Prevent Problems and Reduce Costs by Knowing Wear Rates
Wear Rate Analysis is an integral part of our Fluid Analysis program that helps you maintain equipment performance and maximize availability. Through regularly scheduled testing of oil samples from your engine, hydraulics, and powertrain systems, Wear Rate Analysis detects tiny metal particles caused by component wear. By monitoring trends in the type and quantity of particles, you can get early warning of problems before major damage occurs.
Understanding Wear Metals
Every oil-washed system- engines, hydraulics, transmissions, and final drives- produces wear metals in everyday operation. If wear accelerates, the concentration of wear metal particles increases, signaling a problem. Wear Rate Analysis allows you to find problems before they result in major repairs or machine failure.
Wear Rate Analysis can detect particles that range up to about 10 microns in size. Wear metal concentrations are expressed in parts-per-million (or ppm). Our oil analysis program tests for at least ten different substances: copper, iron, chromium, lead, tin, aluminum, molybdenum, silicon, potassium and sodium. All are wear metals found in Caterpillar machines and engines except silicon (which generally indicates dirt), potassium and sodium (which generally indicates water or coolant). Certain elements in a sample may be from the oil additive package rather than from wear within the system. Skilled dealer interpreters can tell the difference between normal elements and those that indicate abnormal wear.

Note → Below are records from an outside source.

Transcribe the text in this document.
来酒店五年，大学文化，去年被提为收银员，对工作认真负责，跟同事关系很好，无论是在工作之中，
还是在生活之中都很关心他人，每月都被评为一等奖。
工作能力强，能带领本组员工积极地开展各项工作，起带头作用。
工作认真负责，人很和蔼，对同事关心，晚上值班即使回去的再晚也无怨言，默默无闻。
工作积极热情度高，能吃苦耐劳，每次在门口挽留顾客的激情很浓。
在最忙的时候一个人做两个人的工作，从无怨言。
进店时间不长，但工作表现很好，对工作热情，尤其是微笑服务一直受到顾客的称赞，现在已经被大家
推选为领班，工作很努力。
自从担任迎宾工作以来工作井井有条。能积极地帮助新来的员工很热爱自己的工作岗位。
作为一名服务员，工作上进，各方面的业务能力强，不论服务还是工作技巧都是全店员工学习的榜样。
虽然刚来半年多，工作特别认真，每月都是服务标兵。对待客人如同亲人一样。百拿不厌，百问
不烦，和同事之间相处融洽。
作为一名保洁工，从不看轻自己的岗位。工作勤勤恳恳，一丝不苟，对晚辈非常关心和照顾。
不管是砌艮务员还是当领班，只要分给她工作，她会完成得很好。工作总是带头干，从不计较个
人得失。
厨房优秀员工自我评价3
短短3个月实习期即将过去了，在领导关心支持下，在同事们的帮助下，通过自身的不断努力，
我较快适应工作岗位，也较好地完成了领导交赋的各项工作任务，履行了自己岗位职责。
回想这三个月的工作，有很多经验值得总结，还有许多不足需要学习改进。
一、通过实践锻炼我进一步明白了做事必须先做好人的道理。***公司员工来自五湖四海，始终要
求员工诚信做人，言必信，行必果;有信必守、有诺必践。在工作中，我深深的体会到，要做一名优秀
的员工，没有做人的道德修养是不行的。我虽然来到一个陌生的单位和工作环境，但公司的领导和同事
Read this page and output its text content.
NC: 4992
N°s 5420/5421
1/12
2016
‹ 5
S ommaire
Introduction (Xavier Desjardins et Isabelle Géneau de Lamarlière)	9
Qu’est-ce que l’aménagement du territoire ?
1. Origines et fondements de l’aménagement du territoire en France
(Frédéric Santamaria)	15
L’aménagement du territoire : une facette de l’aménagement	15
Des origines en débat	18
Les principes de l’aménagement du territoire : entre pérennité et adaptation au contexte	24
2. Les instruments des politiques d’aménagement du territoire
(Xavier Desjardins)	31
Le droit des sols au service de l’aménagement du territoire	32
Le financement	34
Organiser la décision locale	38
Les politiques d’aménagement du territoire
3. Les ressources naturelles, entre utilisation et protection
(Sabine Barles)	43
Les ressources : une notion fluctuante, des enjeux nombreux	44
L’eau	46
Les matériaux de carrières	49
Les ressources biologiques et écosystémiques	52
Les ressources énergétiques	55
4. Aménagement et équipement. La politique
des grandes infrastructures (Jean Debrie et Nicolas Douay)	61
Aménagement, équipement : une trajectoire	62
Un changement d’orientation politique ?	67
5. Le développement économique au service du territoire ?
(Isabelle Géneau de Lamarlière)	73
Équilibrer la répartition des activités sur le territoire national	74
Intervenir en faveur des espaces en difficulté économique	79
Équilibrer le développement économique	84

Trending Wear Metals in Your Equipment
Two identical machines under identical conditions may generate wear particles at different rates. Our Fluid Analysis interpreters have access to a large database of samples for comparison with samples from your equipment. However, your own machines provide the best guidelines for appropriate levels of wear metals in each compartment. That is why trending is an essential part of Wear Rate Analysis. Usually after three samples have been taken from a particular compartment, a trend for each wear metal is established. Our interpreters then compare subsequent samples to this trend line to quickly spot deviations as well as minor gradual changes in concentration levels. This attention to trends also assists with life cycle analysis, helping you optimize productivity.
The Technology Behind Wear Rate Analysis
We use an emission spectrometer to perform Wear Rate Analysis. The spectrometer determines wear elements and silicon in a sample by subjecting the oil to very high temperatures. At these temperatures, the elements in the sample are “atomized”, with each emitting a different wavelength of light energy. An optical system measures and records the light energy and calculates the results in parts-per-million for each element.
Pinpointing the Causes and Effects of Component Wear
By comparing infrared (Oil Condition) test results with wear metal buildup we can pinpoint probable causes of deviated wear metals. The chart below illustrates some of the most common wear metals, their source(s), and the potential problems they indicate in oil-lubricated systems.
Spectrometry detects dirt contamination, as well as wear metals. Silicon is the most common element indicating dirt entry, although some clay soils also produce increased aluminum readings.
Monitoring Your Components
When oil analysis identifies increase in the concentration of one or more metals, it can point to the wearing component most likely causing the increase and, often, the probable cause. For example, a sudden increase in copper and iron in a hydraulic oil sample would probably indicate a problem with the hydraulic pump caused by either oil degradation or contamination.